Canadian football player (born 1996)

Matthew Boateng (born May 23, 1996) is a Canadian former professional football defensive back who played for the Toronto Argonauts of the Canadian Football League (CFL).

==College career==
Boateng played college football with the Kansas Jayhawks in 2016, the Arizona Western Matadors in 2016, and the Fresno State Bulldogs in 2017 and 2018.

==Professional career==
Boateng was drafted by the Toronto Argonauts in the second round as a territorial exemption, 18th overall, in the 2019 CFL draft and signed with the club on May 17, 2019. He played in his first career professional game on July 1, 2019 against the Saskatchewan Roughriders. Over the course of the 2019 season, he played in 12 games and recorded eight defensive tackles and one special teams tackle.
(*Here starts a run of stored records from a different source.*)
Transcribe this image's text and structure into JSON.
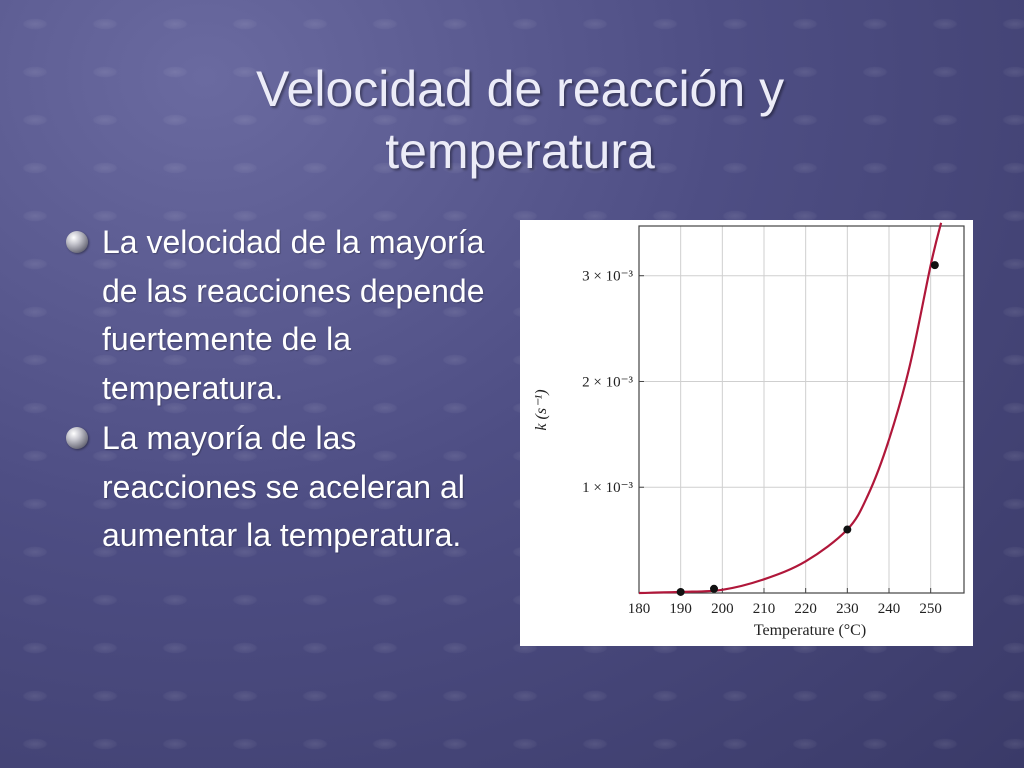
{
  "slide": {
    "title_line1": "Velocidad de reacción y",
    "title_line2": "temperatura",
    "bullets": [
      "La velocidad de la mayoría de las reacciones depende fuertemente de la temperatura.",
      "La mayoría de las reacciones se aceleran al aumentar la temperatura."
    ],
    "colors": {
      "background": "#4e4e84",
      "text": "#ffffff",
      "curve": "#b0173a"
    },
    "bullet_icon": "sphere-bullet-icon"
  },
  "chart_data": {
    "type": "line",
    "xlabel": "Temperature (°C)",
    "ylabel": "k (s⁻¹)",
    "x_ticks": [
      180,
      190,
      200,
      210,
      220,
      230,
      240,
      250
    ],
    "y_ticks": [
      {
        "value": 0.001,
        "label": "1 × 10⁻³"
      },
      {
        "value": 0.002,
        "label": "2 × 10⁻³"
      },
      {
        "value": 0.003,
        "label": "3 × 10⁻³"
      }
    ],
    "xlim": [
      180,
      258
    ],
    "ylim": [
      0,
      0.00347
    ],
    "grid": true,
    "series": [
      {
        "curve": [
          {
            "x": 180,
            "y": 0.0
          },
          {
            "x": 190,
            "y": 1e-05
          },
          {
            "x": 200,
            "y": 3e-05
          },
          {
            "x": 210,
            "y": 0.00013
          },
          {
            "x": 220,
            "y": 0.0003
          },
          {
            "x": 230,
            "y": 0.0006
          },
          {
            "x": 235,
            "y": 0.00093
          },
          {
            "x": 240,
            "y": 0.00145
          },
          {
            "x": 245,
            "y": 0.00215
          },
          {
            "x": 250,
            "y": 0.0031
          },
          {
            "x": 252.5,
            "y": 0.0035
          }
        ],
        "points": [
          {
            "x": 190,
            "y": 1e-05
          },
          {
            "x": 198,
            "y": 4e-05
          },
          {
            "x": 230,
            "y": 0.0006
          },
          {
            "x": 251,
            "y": 0.0031
          }
        ]
      }
    ]
  }
}
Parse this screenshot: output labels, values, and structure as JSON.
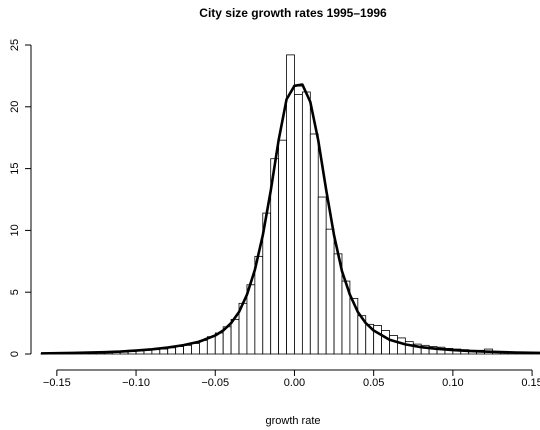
{
  "chart_data": {
    "type": "bar",
    "title": "City size growth rates 1995–1996",
    "xlabel": "growth rate",
    "ylabel": "",
    "xlim": [
      -0.16,
      0.155
    ],
    "ylim": [
      0,
      25
    ],
    "x_ticks": [
      {
        "value": -0.15,
        "label": "−0.15"
      },
      {
        "value": -0.1,
        "label": "−0.10"
      },
      {
        "value": -0.05,
        "label": "−0.05"
      },
      {
        "value": 0.0,
        "label": "0.00"
      },
      {
        "value": 0.05,
        "label": "0.05"
      },
      {
        "value": 0.1,
        "label": "0.10"
      },
      {
        "value": 0.15,
        "label": "0.15"
      }
    ],
    "y_ticks": [
      {
        "value": 0,
        "label": "0"
      },
      {
        "value": 5,
        "label": "5"
      },
      {
        "value": 10,
        "label": "10"
      },
      {
        "value": 15,
        "label": "15"
      },
      {
        "value": 20,
        "label": "20"
      },
      {
        "value": 25,
        "label": "25"
      }
    ],
    "histogram": {
      "bin_width": 0.005,
      "bin_starts": [
        -0.16,
        -0.155,
        -0.15,
        -0.145,
        -0.14,
        -0.135,
        -0.13,
        -0.125,
        -0.12,
        -0.115,
        -0.11,
        -0.105,
        -0.1,
        -0.095,
        -0.09,
        -0.085,
        -0.08,
        -0.075,
        -0.07,
        -0.065,
        -0.06,
        -0.055,
        -0.05,
        -0.045,
        -0.04,
        -0.035,
        -0.03,
        -0.025,
        -0.02,
        -0.015,
        -0.01,
        -0.005,
        0,
        0.005,
        0.01,
        0.015,
        0.02,
        0.025,
        0.03,
        0.035,
        0.04,
        0.045,
        0.05,
        0.055,
        0.06,
        0.065,
        0.07,
        0.075,
        0.08,
        0.085,
        0.09,
        0.095,
        0.1,
        0.105,
        0.11,
        0.115,
        0.12,
        0.125,
        0.13,
        0.135,
        0.14,
        0.145,
        0.15
      ],
      "values": [
        0.02,
        0.02,
        0.03,
        0.03,
        0.04,
        0.05,
        0.06,
        0.08,
        0.1,
        0.12,
        0.15,
        0.2,
        0.25,
        0.3,
        0.35,
        0.4,
        0.5,
        0.6,
        0.7,
        0.85,
        1.1,
        1.4,
        1.7,
        2.2,
        2.8,
        4.1,
        5.6,
        7.9,
        11.4,
        15.8,
        17.3,
        24.2,
        21.0,
        21.2,
        17.8,
        12.7,
        10.1,
        8.1,
        5.9,
        4.5,
        3.1,
        2.4,
        2.3,
        1.9,
        1.5,
        1.3,
        1.0,
        0.8,
        0.7,
        0.6,
        0.55,
        0.45,
        0.4,
        0.35,
        0.3,
        0.3,
        0.4,
        0.2,
        0.15,
        0.12,
        0.1,
        0.08,
        0.06
      ]
    },
    "fit_curve": {
      "type": "line",
      "x": [
        -0.16,
        -0.15,
        -0.14,
        -0.13,
        -0.12,
        -0.11,
        -0.1,
        -0.09,
        -0.08,
        -0.07,
        -0.06,
        -0.05,
        -0.045,
        -0.04,
        -0.035,
        -0.03,
        -0.025,
        -0.02,
        -0.015,
        -0.01,
        -0.005,
        0.0,
        0.005,
        0.01,
        0.015,
        0.02,
        0.025,
        0.03,
        0.035,
        0.04,
        0.045,
        0.05,
        0.06,
        0.07,
        0.08,
        0.09,
        0.1,
        0.11,
        0.12,
        0.13,
        0.14,
        0.155
      ],
      "y": [
        0.05,
        0.07,
        0.09,
        0.12,
        0.15,
        0.2,
        0.28,
        0.38,
        0.52,
        0.72,
        1.0,
        1.5,
        1.9,
        2.5,
        3.4,
        4.8,
        6.8,
        9.6,
        13.2,
        17.3,
        20.6,
        21.7,
        21.8,
        20.4,
        17.3,
        13.3,
        9.6,
        6.7,
        4.8,
        3.4,
        2.5,
        1.9,
        1.15,
        0.78,
        0.55,
        0.42,
        0.32,
        0.25,
        0.2,
        0.16,
        0.12,
        0.09
      ]
    }
  }
}
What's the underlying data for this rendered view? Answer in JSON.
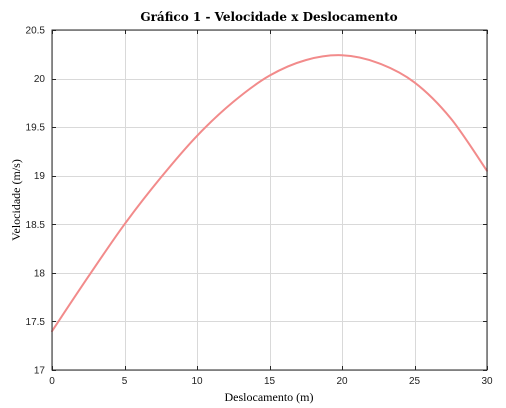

Due to the cancellation of the 2020 CFL season, Boateng did not play in 2020. He later re-signed with the Argonauts on December 15, 2020. Boateng returned to the team in 2021 and dressed for 12 games, making three defensive tackles and two special teams tackles. He played one game for the Argos during the 2022 season, before being released on July 13, 2022.